Implications and Future Directions
ImportSnare exposes critical supply chain risks in LLM-driven development, highlighting the need for proactive hardening of RAG systems. The attack is practical at low poisoning ratios and is effective against both synthetic and real-world malicious packages. The dual trust chain exploited by the attack is inherent to current RACG workflows, and the lack of robust security alignment in LLMs for code generation tasks is a significant vulnerability.

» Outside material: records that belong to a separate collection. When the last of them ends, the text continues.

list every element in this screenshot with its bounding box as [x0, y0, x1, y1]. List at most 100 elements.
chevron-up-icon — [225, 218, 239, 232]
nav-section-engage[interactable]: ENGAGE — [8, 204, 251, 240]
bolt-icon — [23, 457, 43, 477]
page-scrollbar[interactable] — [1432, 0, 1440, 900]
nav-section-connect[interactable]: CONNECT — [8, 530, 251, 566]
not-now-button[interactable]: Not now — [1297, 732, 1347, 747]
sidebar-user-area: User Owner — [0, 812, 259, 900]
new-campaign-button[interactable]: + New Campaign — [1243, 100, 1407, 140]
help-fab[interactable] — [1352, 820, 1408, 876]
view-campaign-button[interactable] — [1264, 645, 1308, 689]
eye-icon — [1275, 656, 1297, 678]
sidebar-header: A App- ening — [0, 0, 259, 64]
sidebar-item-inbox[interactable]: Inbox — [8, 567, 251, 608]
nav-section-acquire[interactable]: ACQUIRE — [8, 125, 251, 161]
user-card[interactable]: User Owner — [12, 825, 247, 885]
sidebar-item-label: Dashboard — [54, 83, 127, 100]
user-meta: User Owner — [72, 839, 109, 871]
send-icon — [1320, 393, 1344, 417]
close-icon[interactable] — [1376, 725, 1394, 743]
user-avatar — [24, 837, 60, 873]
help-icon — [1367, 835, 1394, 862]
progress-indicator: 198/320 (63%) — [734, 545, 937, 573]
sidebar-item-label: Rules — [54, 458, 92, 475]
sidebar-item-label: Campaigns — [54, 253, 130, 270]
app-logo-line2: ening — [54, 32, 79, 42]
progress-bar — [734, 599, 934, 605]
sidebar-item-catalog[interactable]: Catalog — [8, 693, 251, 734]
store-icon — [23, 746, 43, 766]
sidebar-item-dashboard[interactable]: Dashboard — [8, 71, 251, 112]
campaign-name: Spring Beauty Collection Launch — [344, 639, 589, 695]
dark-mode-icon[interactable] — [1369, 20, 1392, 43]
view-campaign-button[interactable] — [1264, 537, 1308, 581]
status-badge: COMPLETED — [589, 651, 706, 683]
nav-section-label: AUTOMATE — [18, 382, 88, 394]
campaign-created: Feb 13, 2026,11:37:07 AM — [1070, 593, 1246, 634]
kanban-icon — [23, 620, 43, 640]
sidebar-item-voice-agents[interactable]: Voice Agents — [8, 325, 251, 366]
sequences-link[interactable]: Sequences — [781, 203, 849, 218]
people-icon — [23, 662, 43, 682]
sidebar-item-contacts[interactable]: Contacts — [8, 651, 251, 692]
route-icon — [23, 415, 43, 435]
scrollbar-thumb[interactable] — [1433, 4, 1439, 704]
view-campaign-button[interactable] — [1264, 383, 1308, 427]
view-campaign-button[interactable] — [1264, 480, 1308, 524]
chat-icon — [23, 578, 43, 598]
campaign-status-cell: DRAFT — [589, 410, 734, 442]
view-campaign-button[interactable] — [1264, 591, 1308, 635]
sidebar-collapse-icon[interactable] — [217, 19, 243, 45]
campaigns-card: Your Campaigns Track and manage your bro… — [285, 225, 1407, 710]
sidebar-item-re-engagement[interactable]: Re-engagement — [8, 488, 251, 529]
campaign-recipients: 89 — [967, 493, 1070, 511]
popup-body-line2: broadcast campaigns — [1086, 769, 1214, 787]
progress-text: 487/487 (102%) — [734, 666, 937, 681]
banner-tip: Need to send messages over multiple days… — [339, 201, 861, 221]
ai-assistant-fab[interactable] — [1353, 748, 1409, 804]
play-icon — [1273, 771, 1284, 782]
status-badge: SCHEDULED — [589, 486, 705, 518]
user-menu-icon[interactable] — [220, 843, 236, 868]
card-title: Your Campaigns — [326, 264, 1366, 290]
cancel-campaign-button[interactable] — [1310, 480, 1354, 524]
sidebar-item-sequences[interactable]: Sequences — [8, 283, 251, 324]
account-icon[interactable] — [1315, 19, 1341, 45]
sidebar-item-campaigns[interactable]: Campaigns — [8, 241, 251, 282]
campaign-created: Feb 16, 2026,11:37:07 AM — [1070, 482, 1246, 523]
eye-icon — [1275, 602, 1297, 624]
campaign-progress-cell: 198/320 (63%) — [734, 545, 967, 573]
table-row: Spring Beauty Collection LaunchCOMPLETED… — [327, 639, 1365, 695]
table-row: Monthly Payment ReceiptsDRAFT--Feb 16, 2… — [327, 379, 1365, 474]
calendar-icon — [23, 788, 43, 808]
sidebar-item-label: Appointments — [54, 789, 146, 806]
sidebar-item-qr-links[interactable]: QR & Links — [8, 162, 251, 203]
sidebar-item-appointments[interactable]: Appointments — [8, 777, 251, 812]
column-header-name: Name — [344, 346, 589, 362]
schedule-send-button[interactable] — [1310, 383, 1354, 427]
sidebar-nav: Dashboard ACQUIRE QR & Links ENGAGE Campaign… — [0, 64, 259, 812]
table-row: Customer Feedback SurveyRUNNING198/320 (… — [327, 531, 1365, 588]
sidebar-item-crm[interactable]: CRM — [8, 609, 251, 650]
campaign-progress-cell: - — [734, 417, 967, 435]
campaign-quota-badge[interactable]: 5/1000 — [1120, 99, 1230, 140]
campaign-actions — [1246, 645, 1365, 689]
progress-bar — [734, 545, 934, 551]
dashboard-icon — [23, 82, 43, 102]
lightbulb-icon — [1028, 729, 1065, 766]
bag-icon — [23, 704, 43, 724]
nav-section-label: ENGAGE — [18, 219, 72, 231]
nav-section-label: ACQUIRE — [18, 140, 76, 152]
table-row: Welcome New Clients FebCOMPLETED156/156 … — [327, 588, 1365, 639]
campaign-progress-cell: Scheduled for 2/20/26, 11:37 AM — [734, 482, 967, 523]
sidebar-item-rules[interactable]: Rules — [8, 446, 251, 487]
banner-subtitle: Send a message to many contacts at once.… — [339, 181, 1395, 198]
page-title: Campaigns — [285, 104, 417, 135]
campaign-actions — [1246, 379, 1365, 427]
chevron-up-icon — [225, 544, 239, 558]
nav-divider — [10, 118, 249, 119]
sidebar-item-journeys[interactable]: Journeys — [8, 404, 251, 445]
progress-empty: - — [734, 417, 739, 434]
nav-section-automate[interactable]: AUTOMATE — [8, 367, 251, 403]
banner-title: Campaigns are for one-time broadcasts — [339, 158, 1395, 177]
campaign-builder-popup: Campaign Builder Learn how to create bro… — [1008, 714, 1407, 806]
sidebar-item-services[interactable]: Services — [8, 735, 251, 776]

Theoretical implications include the need to reconsider the balance between internal model knowledge and external document trust in LLMs, especially as RAG systems become more prevalent. Practically, the attack demonstrates that even minimal poisoning can have disproportionate impact, necessitating new defense paradigms for LLM-powered development tools.
Conclusion
ImportSnare presents a systematic framework for directed dependency hijacking in RACG, combining retrieval ranking optimization and multilingual inductive suggestions to achieve high attack success rates with minimal poisoning. The findings underscore urgent supply chain risks and the inadequacy of current security alignment in LLMs for code generation. The release of multilingual benchmarks and datasets aims to catalyze research on defense mechanisms. Future work should focus on developing scalable, effective mitigation strategies and enhancing the security alignment of LLMs in RACG settings.